What is the function that satisfies this condition ?

Thank you!

Answer 1

Differentiating both sides of $$\int_0^x f(t) dt=constant$$ using Fundamental Theorem Of Calculus, as mentioned by Omnomnomnom in his comment,( or Leibnitz Rule as I had earlier written), we get $$f(x)=0$$

Answer 2

Clearly the constant is zero,Because:

$$ constant = \int_0^0 f(x) dx = 0$$ Can you conclude now?

Answer 3

Let's denote the continuous function:

$$G(x)=\int_0^x f(t) dt$$

Then by the Fundamental Theorem of Calculus,

$$\frac{d}{dx}G(x)=f(x)$$

When $G(x)=C$, $$\frac{d}{dx}G(x)=0=f(x)$$

Answer 4

Because OP has never said $f(t)$ has to be a continuous function, there are more possible functions than a constant zero. For example, if we define $$f(t)=1\text{ for $t\in\Bbb Z$}, 0\text{ otherwise}$$ We get a nonconstant function integral of which is $0$ on every integral. More generally, any function which is non-zero on a discrete set of points will work.

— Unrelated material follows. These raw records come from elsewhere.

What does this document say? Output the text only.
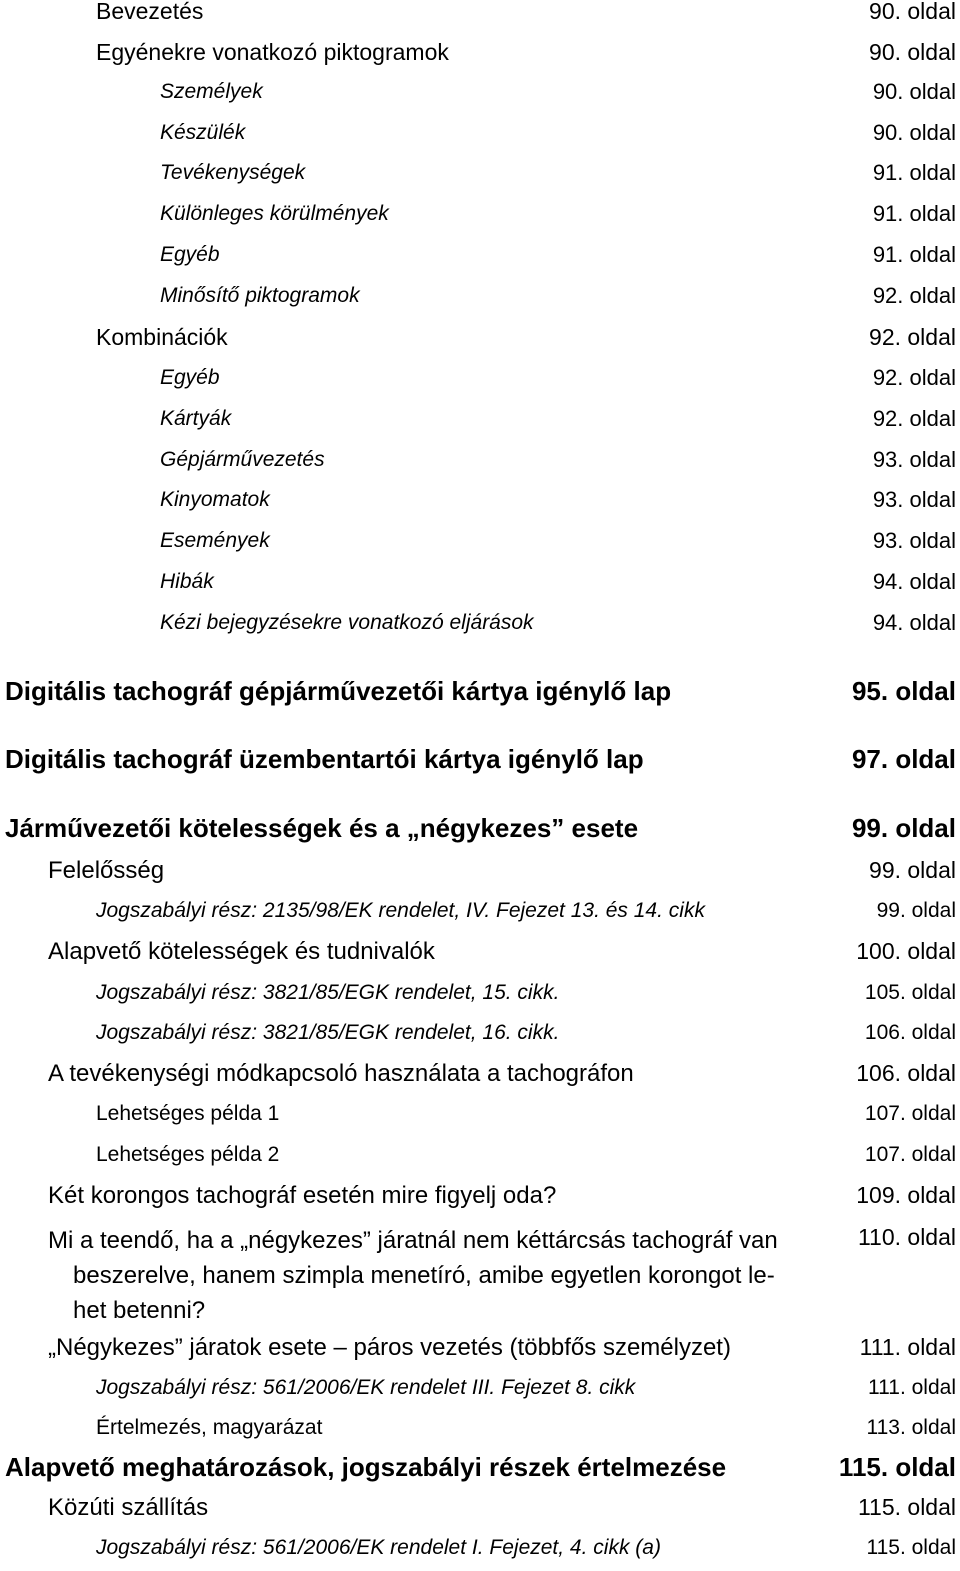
Bevezetés	90. oldal
Egyénekre vonatkozó piktogramok	90. oldal
Személyek	90. oldal
Készülék	90. oldal
Tevékenységek	91. oldal
Különleges körülmények	91. oldal
Egyéb	91. oldal
Minősítő piktogramok	92. oldal
Kombinációk	92. oldal
Egyéb	92. oldal
Kártyák	92. oldal
Gépjárművezetés	93. oldal
Kinyomatok	93. oldal
Események	93. oldal
Hibák	94. oldal
Kézi bejegyzésekre vonatkozó eljárások	94. oldal
Digitális tachográf gépjárművezetői kártya igénylő lap	95. oldal
Digitális tachográf üzembentartói kártya igénylő lap	97. oldal
Járművezetői kötelességek és a „négykezes” esete	99. oldal
Felelősség	99. oldal
Jogszabályi rész: 2135/98/EK rendelet, IV. Fejezet 13. és 14. cikk	99. oldal
Alapvető kötelességek és tudnivalók	100. oldal
Jogszabályi rész: 3821/85/EGK rendelet, 15. cikk.	105. oldal
Jogszabályi rész: 3821/85/EGK rendelet, 16. cikk.	106. oldal
A tevékenységi módkapcsoló használata a tachográfon	106. oldal
Lehetséges példa 1	107. oldal
Lehetséges példa 2	107. oldal
Két korongos tachográf esetén mire figyelj oda?	109. oldal
Mi a teendő, ha a „négykezes” járatnál nem kéttárcsás tachográf van
beszerelve, hanem szimpla menetíró, amibe egyetlen korongot le-
het betenni?
110. oldal
„Négykezes” járatok esete – páros vezetés (többfős személyzet)	111. oldal
Jogszabályi rész: 561/2006/EK rendelet III. Fejezet 8. cikk	111. oldal
Értelmezés, magyarázat	113. oldal
Alapvető meghatározások, jogszabályi részek értelmezése	115. oldal
Közúti szállítás	115. oldal
Jogszabályi rész: 561/2006/EK rendelet I. Fejezet, 4. cikk (a)	115. oldal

But these aren't all functions: take, for example, Thomae's function. It is only nonzero on a set of measure zero, and is Riemann-integrable, hence its integral over any interval is again zero.

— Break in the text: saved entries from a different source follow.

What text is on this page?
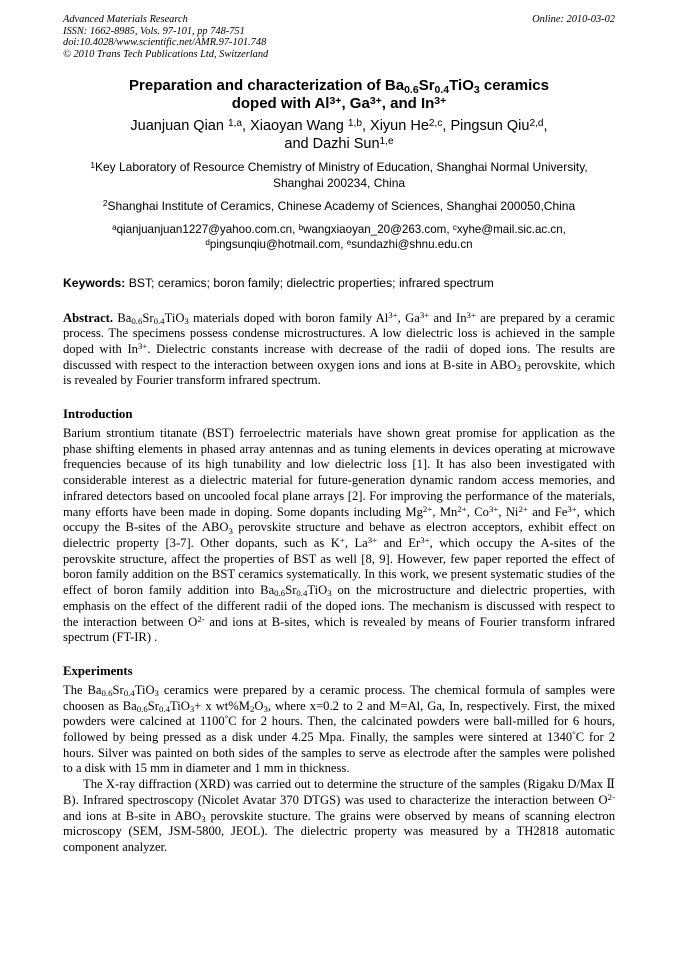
Advanced Materials Research	Online: 2010-03-02
ISSN: 1662-8985, Vols. 97-101, pp 748-751
doi:10.4028/www.scientific.net/AMR.97-101.748
© 2010 Trans Tech Publications Ltd, Switzerland
Preparation and characterization of $Ba_{0.6}Sr_{0.4}TiO_3$ ceramics
doped with $Al^{3+}$, $Ga^{3+}$, and $In^{3+}$
Juanjuan Qian $^{1,a}$, Xiaoyan Wang $^{1,b}$, Xiyun He$^{2,c}$, Pingsun Qiu$^{2,d}$,
and Dazhi Sun$^{1,e}$
$^1$Key Laboratory of Resource Chemistry of Ministry of Education, Shanghai Normal University,
Shanghai 200234, China
$^2$Shanghai Institute of Ceramics, Chinese Academy of Sciences, Shanghai 200050,China
$^a$qianjuanjuan1227@yahoo.com.cn, $^b$wangxiaoyan_20@263.com, $^c$xyhe@mail.sic.ac.cn,
$^d$pingsunqiu@hotmail.com, $^e$sundazhi@shnu.edu.cn
Keywords: BST; ceramics; boron family; dielectric properties; infrared spectrum

Abstract. $Ba_{0.6}Sr_{0.4}TiO_3$ materials doped with boron family $Al^{3+}$, $Ga^{3+}$ and $In^{3+}$ are prepared by a ceramic process. The specimens possess condense microstructures. A low dielectric loss is achieved in the sample doped with $In^{3+}$. Dielectric constants increase with decrease of the radii of doped ions. The results are discussed with respect to the interaction between oxygen ions and ions at B-site in $ABO_3$ perovskite, which is revealed by Fourier transform infrared spectrum.

Introduction

Barium strontium titanate (BST) ferroelectric materials have shown great promise for application as the phase shifting elements in phased array antennas and as tuning elements in devices operating at microwave frequencies because of its high tunability and low dielectric loss [1]. It has also been investigated with considerable interest as a dielectric material for future-generation dynamic random access memories, and infrared detectors based on uncooled focal plane arrays [2]. For improving the performance of the materials, many efforts have been made in doping. Some dopants including $Mg^{2+}$, $Mn^{2+}$, $Co^{3+}$, $Ni^{2+}$ and $Fe^{3+}$, which occupy the B-sites of the $ABO_3$ perovskite structure and behave as electron acceptors, exhibit effect on dielectric property [3-7]. Other dopants, such as K+, $La^{3+}$ and $Er^{3+}$, which occupy the A-sites of the perovskite structure, affect the properties of BST as well [8, 9]. However, few paper reported the effect of boron family addition on the BST ceramics systematically. In this work, we present systematic studies of the effect of boron family addition into $Ba_{0.6}Sr_{0.4}TiO_3$ on the microstructure and dielectric properties, with emphasis on the effect of the different radii of the doped ions. The mechanism is discussed with respect to the interaction between $O^{2-}$ and ions at B-sites, which is revealed by means of Fourier transform infrared spectrum (FT-IR) .

Experiments

The $Ba_{0.6}Sr_{0.4}TiO_3$ ceramics were prepared by a ceramic process. The chemical formula of samples were choosen as $Ba_{0.6}Sr_{0.4}TiO_3+ x$ $wt\%M_2O_3$, where x=0.2 to 2 and M=Al, Ga, In, respectively. First, the mixed powders were calcined at 1100°C for 2 hours. Then, the calcinated powders were ball-milled for 6 hours, followed by being pressed as a disk under 4.25 Mpa. Finally, the samples were sintered at 1340°C for 2 hours. Silver was painted on both sides of the samples to serve as electrode after the samples were polished to a disk with 15 mm in diameter and 1 mm in thickness.

The X-ray diffraction (XRD) was carried out to determine the structure of the samples (Rigaku D/Max Ⅱ B). Infrared spectroscopy (Nicolet Avatar 370 DTGS) was used to characterize the interaction between $O^{2-}$ and ions at B-site in $ABO_3$ perovskite stucture. The grains were observed by means of scanning electron microscopy (SEM, JSM-5800, JEOL). The dielectric property was measured by a TH2818 automatic component analyzer.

If we limit ourselves to Riemann-integrable functions, I believe this is the necessary and sufficient condition:

$f(t)=0$ for every $t$ at which $f$ is continuous.

Since Riemann-integrable function must be continuous outside a set of measure zero, this condition is enough to conclude $f$ has integral $0$ on every interval. Conversely, if $f(t_0)>0$ at a point of continuity $t_0$ ($f(t_0)<0$ is treated similarly), then on some open interval we have $f(t)>\frac{f(t_0)}{2}>0$, so on this interval the integral will increase, so it won't be constant.

If we allow more general integrals (Lebesgue measurable) then I believe an equivalent condition would be that $f(t)$ is non-zero only on a set of measure zero, but I don't know enough about Lebesgue-integrability to say that with certainty.